C’était bizarre, ça sentait le pêle-mêle des saisons, je n’avais plus froid d’un coup ni aux yeux. Les brins de muguet avant d’éclore s’étaient marronnifiés, le rosier Ronsard embourgeonné pétait la forme. Thomas semblait avoir gélifié ses tulipes jaunes qui pointaient mais se refusaient à l’ouverture, venant de la part de Thomas, cela me faisait sourire, mais plus glousser. Thomas et moi avions suivi les mêmes cours d’horticulture à Marrakech, puis la vie nous avait désunis comme dans la chanson.

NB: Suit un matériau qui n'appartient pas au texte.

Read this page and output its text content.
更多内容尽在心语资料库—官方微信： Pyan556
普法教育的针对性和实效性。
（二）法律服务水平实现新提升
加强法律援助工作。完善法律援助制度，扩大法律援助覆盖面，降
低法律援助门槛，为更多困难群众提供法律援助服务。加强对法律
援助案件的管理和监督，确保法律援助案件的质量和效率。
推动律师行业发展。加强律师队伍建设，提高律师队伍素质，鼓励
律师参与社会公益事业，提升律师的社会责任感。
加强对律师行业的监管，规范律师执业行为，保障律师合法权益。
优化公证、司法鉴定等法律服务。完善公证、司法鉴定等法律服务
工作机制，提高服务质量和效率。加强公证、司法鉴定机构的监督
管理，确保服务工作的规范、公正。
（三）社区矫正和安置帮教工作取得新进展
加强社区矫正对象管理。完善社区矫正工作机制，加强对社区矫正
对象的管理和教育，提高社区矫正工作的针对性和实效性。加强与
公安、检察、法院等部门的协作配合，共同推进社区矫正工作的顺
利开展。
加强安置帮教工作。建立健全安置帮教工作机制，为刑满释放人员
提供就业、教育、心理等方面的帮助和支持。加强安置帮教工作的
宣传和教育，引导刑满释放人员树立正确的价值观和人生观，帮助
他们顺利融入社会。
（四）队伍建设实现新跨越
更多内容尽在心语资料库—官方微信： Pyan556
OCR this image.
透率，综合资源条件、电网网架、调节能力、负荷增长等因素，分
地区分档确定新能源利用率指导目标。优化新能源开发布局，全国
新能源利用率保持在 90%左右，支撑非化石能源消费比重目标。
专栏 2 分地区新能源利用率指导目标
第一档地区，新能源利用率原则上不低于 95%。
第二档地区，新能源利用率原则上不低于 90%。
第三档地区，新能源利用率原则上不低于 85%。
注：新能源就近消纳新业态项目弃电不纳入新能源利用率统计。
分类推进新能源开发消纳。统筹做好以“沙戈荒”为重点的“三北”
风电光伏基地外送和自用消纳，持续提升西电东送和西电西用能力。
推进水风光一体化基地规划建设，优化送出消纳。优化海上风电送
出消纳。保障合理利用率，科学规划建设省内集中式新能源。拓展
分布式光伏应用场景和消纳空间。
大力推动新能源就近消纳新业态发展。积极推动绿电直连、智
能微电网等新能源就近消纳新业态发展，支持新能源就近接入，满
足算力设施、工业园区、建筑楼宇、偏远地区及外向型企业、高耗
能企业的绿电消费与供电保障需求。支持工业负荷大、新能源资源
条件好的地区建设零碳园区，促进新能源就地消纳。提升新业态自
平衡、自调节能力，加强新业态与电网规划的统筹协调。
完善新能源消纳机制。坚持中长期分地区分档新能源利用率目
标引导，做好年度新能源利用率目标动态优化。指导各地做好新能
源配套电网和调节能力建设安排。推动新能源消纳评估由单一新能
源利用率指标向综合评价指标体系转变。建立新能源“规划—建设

C’était dommage comme les baisers de Matthieu à, je ne sais plus comment elle se prénommait, cette fille, tu sais, cette fille irlandaise qu’il disait, l’autre qui se targuait de cuire la poularde dans le jus des morilles, accompagné de cette fille de plus en plus voutée dans la fraîcheur de la terrasse ventée entre deux coqs criards. L’Irlandaise, je me rappelle, avait d’autres chats à fouetter et se prêtait au jeu de bouche au chaud, l’autre se courbait, je lui voyais deux tristes sillons, des ailes du nez  jusqu’à terre. Je l’aimais bien, elle m’avait parlé de quelques films et de son pays, l’un des deux criards l’avait enveloppée de son manteau car elle grelottait, puis s’en était allé grossir vulgaire la piaillerie de l’autre volatile emplumé au bastingage de la terrasse fleurie (j’avais eu peur pour les géraniums, mais en chaussant mes lunettes, j’avais identifié leur rouge plastique immortel). Je ne sais de quelle vulgarité on s’en causait, cependant, à l’allure des crêtes rubicondes,  je la reconnus et la fuis délaissant la déjà seulette au poids frêle de ses épaules qui ployaient et à la basse-cour. Je retournais à l’intérieur et à l’Irlandaise bouche que veux tu. Omar, le cafetier, n’en perdait pas une, me dit, je t’avais prévenue, ces gusses-là sont louches. Je lui clignais de l’œil, nous étions bien d’accord même si j’avais un temps de retard et la curiosité banale affûtée. Dans l’antre moite, plusieurs autres braillards et les mèches embrasées de l’Irlandaise papillonnant des lèvres à la main de Matthieu aux clients gueulards. Thomas était cendré de la tête aux pieds, ne quittait pas son manteau gris même lorsqu’il me proposa de danser joue contre joue avec lui, j’essayais de diversifier la couleur en lui murmurant à l’oreille – c’était mieux que lui murmurer au nez qui aurait fait se décoller les joues dans ce petit bruit désobligeant de la sueur enveloppant mon hidalgo, non ? – les paroles approximatives du chanteur qui nous baladaient, « comme une ritournelle qui revient à tire-d’aile, emportant le mouron qu’était son lit, un beau matin », je chantais faux, ça n’était pas une révélation, Thomas ne bougea pas d’une nuance, me serra au plus près envoyant valdinguer mon roucoulement alentour le plus proche qui était l’Irlandaise bouchue à Matthieu.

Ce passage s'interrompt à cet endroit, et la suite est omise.